Theft is not a necessary ingredient to a burglary charge under Florida state law. By entering a home, business, structure or vehicle with the intent to commit a crime, you may be charged with burglary, even if a property was known to be open to the public. Even if you enter property lawfully, you may be charged with burglary if your permission to remain has been withdrawn or no consent was offered by anyone with authority over the place.

Understand The Charges You Face

Burglary is a serious crime with serious consequences:

  • Burglary of a dwelling is a second-degree felony, punishable with up to 15 years in prison, 15 years of probation and $10,000 in fines.
  • Burglary of an occupied structure is a second-degree felony, punishable with up to 15 years in prison, 15 years of probation and $10,000 in fines.
  • Burglary of an unoccupied structure is a third-degree felony, punishable with up to five years in prison, five years of probation and $5,000 in fines.
  • Burglary of a conveyance (vehicle of any kind) is a third-degree felony, punishable with up to five years in prison, five years of probation and $5,000 in fines.

Many people are surprised to realize the extent of felonies they face when charged with burglary. Seemingly minor acts of misconduct may be charged this heavily, and any burglary charge may be enhanced if a weapon was involved or if anyone was assaulted or injured.

If you or a loved one has been charged with burglary, you need immediate, experienced legal help.
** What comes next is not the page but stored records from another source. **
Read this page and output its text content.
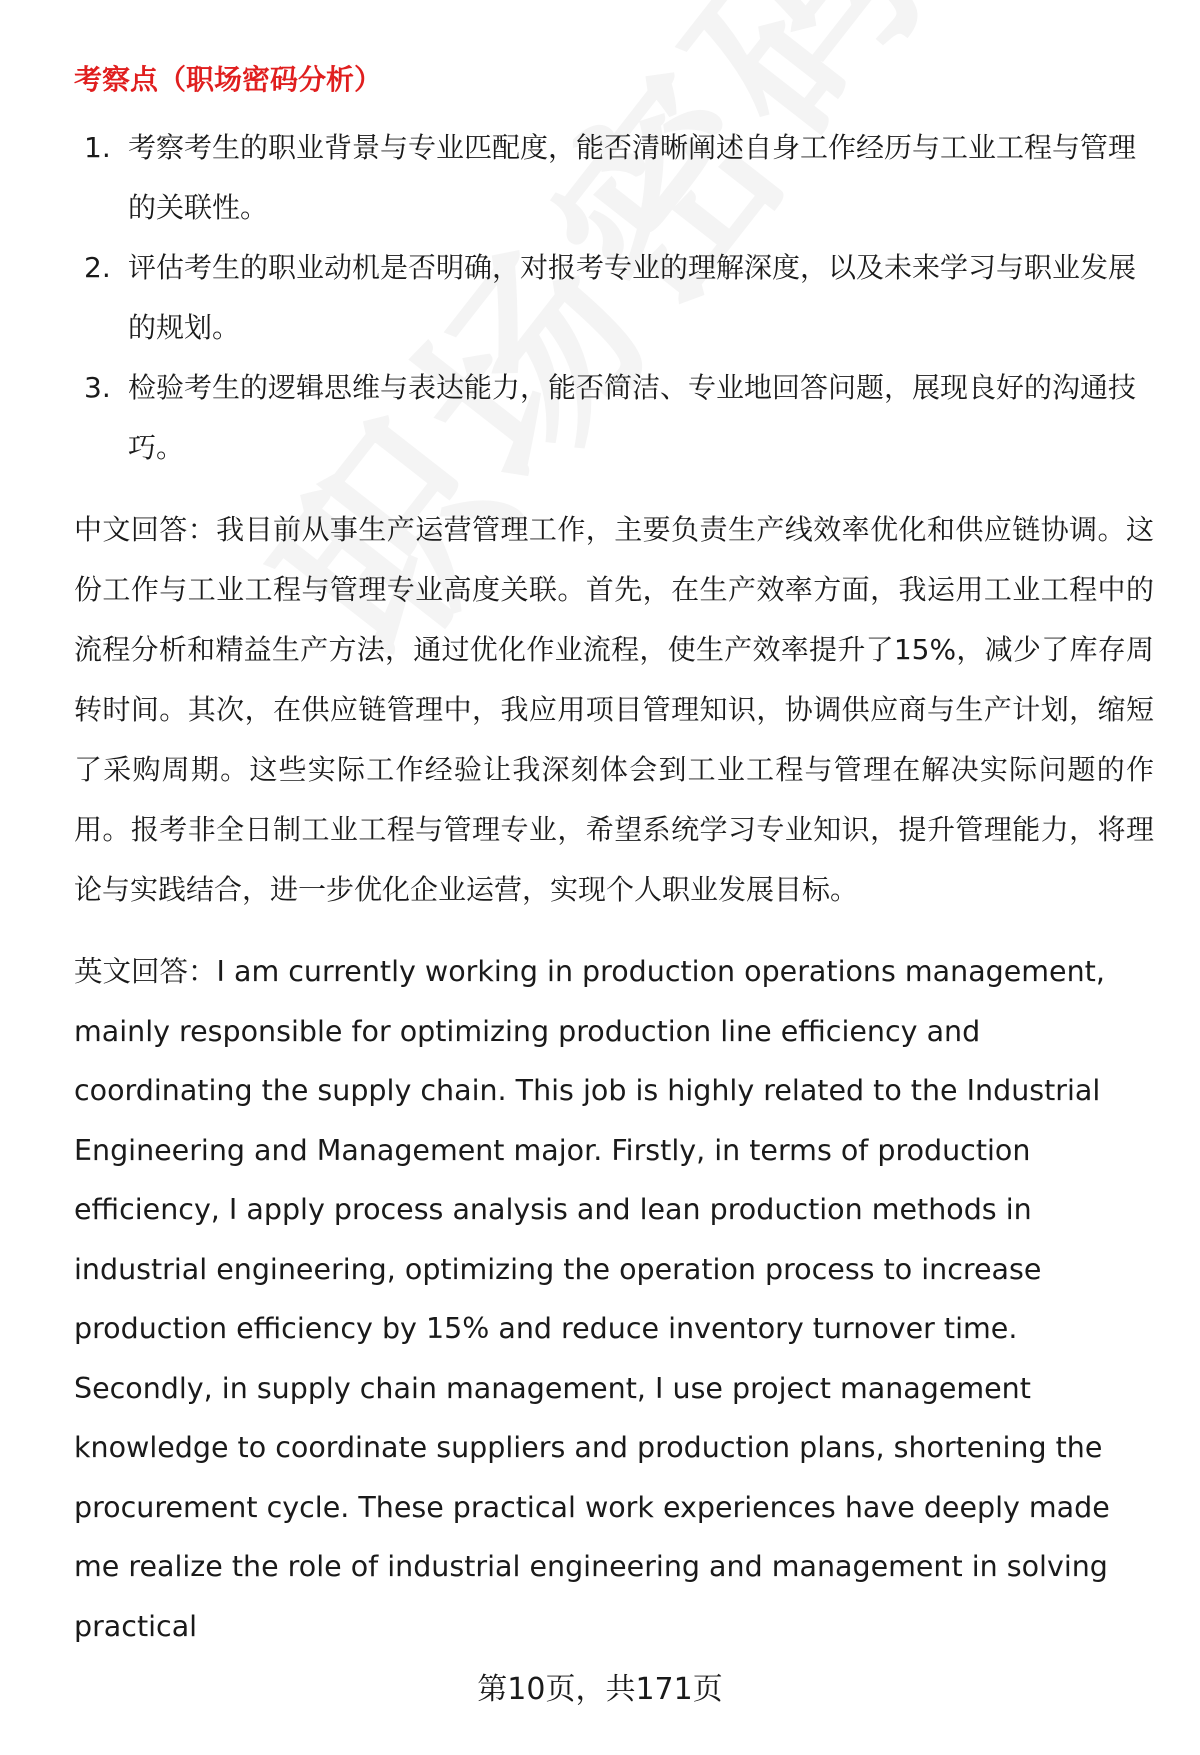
考察点（职场密码分析）
1. 考察考生的职业背景与专业匹配度，能否清晰阐述自身工作经历与工业工程与管理的关联性。
2. 评估考生的职业动机是否明确，对报考专业的理解深度，以及未来学习与职业发展的规划。
3. 检验考生的逻辑思维与表达能力，能否简洁、专业地回答问题，展现良好的沟通技巧。

中文回答：我目前从事生产运营管理工作，主要负责生产线效率优化和供应链协调。这份工作与工业工程与管理专业高度关联。首先，在生产效率方面，我运用工业工程中的流程分析和精益生产方法，通过优化作业流程，使生产效率提升了15%，减少了库存周转时间。其次，在供应链管理中，我应用项目管理知识，协调供应商与生产计划，缩短了采购周期。这些实际工作经验让我深刻体会到工业工程与管理在解决实际问题的作用。报考非全日制工业工程与管理专业，希望系统学习专业知识，提升管理能力，将理论与实践结合，进一步优化企业运营，实现个人职业发展目标。

英文回答：I am currently working in production operations management, mainly responsible for optimizing production line efficiency and coordinating the supply chain. This job is highly related to the Industrial Engineering and Management major. Firstly, in terms of production efficiency, I apply process analysis and lean production methods in industrial engineering, optimizing the operation process to increase production efficiency by 15% and reduce inventory turnover time. Secondly, in supply chain management, I use project management knowledge to coordinate suppliers and production plans, shortening the procurement cycle. These practical work experiences have deeply made me realize the role of industrial engineering and management in solving practical

第10页，共171页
As a Bradenton-area burglary defense attorney with more than 20 years of legal experience, I, D. Scott Rieth, can protect your rights and prepare a solid defense case on your behalf.
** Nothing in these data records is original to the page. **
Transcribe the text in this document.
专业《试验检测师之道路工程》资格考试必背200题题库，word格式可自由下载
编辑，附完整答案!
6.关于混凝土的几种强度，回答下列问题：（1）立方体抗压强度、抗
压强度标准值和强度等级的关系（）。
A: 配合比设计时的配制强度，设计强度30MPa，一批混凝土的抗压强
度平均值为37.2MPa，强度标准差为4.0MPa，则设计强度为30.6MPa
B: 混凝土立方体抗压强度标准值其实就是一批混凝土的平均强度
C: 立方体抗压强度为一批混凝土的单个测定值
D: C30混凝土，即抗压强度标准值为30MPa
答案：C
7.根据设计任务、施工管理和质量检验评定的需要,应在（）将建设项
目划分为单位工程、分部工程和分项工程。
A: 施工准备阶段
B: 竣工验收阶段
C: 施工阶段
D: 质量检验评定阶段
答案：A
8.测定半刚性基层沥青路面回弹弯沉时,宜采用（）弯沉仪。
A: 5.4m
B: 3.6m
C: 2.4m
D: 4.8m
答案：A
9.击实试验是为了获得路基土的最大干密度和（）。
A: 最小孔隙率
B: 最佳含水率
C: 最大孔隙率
Contact me at 941-404-4192 or 888-352-3179 toll free. I offer free initial consultations, and I am responsive 24/7.

Defending A Burglary Case

Sometimes a seemingly harmless act of intimidation, revenge or even a prank can be charged as a burglary. Property damage or vandalism may be accompanied by a burglary charge. Burglary can accompany almost any criminal charge if the entry into a dwelling, structure or conveyance without appropriate permission or with the intent to commit a crime was involved in the incident.
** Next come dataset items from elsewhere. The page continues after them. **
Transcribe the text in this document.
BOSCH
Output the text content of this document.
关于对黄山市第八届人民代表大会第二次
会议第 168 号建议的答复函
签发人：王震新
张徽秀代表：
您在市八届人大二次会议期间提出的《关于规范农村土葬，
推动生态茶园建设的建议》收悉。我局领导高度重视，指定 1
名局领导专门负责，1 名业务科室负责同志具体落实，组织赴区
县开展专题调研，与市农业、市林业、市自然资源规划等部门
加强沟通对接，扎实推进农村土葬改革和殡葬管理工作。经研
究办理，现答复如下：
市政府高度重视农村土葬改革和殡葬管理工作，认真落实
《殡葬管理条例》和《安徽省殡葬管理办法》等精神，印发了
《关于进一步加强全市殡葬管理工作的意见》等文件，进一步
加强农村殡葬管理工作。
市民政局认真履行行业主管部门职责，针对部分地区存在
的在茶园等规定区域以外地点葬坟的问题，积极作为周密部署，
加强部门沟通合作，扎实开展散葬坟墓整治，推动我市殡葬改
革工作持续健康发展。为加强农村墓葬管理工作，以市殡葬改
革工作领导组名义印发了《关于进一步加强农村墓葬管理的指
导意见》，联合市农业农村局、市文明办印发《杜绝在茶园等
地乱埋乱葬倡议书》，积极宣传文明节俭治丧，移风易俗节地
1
However, your defense begins with intent. The burden is on the prosecutor to prove that you intended to commit a crime. Without proof, the charges could be downgraded to trespassing or breaking and entering. Your case could even be dismissed.

Other circumstances such as needing to find shelter in an emergency or having permission to be in a "burglarized property" may also be valid defenses. You have options and you deserve adequate defense.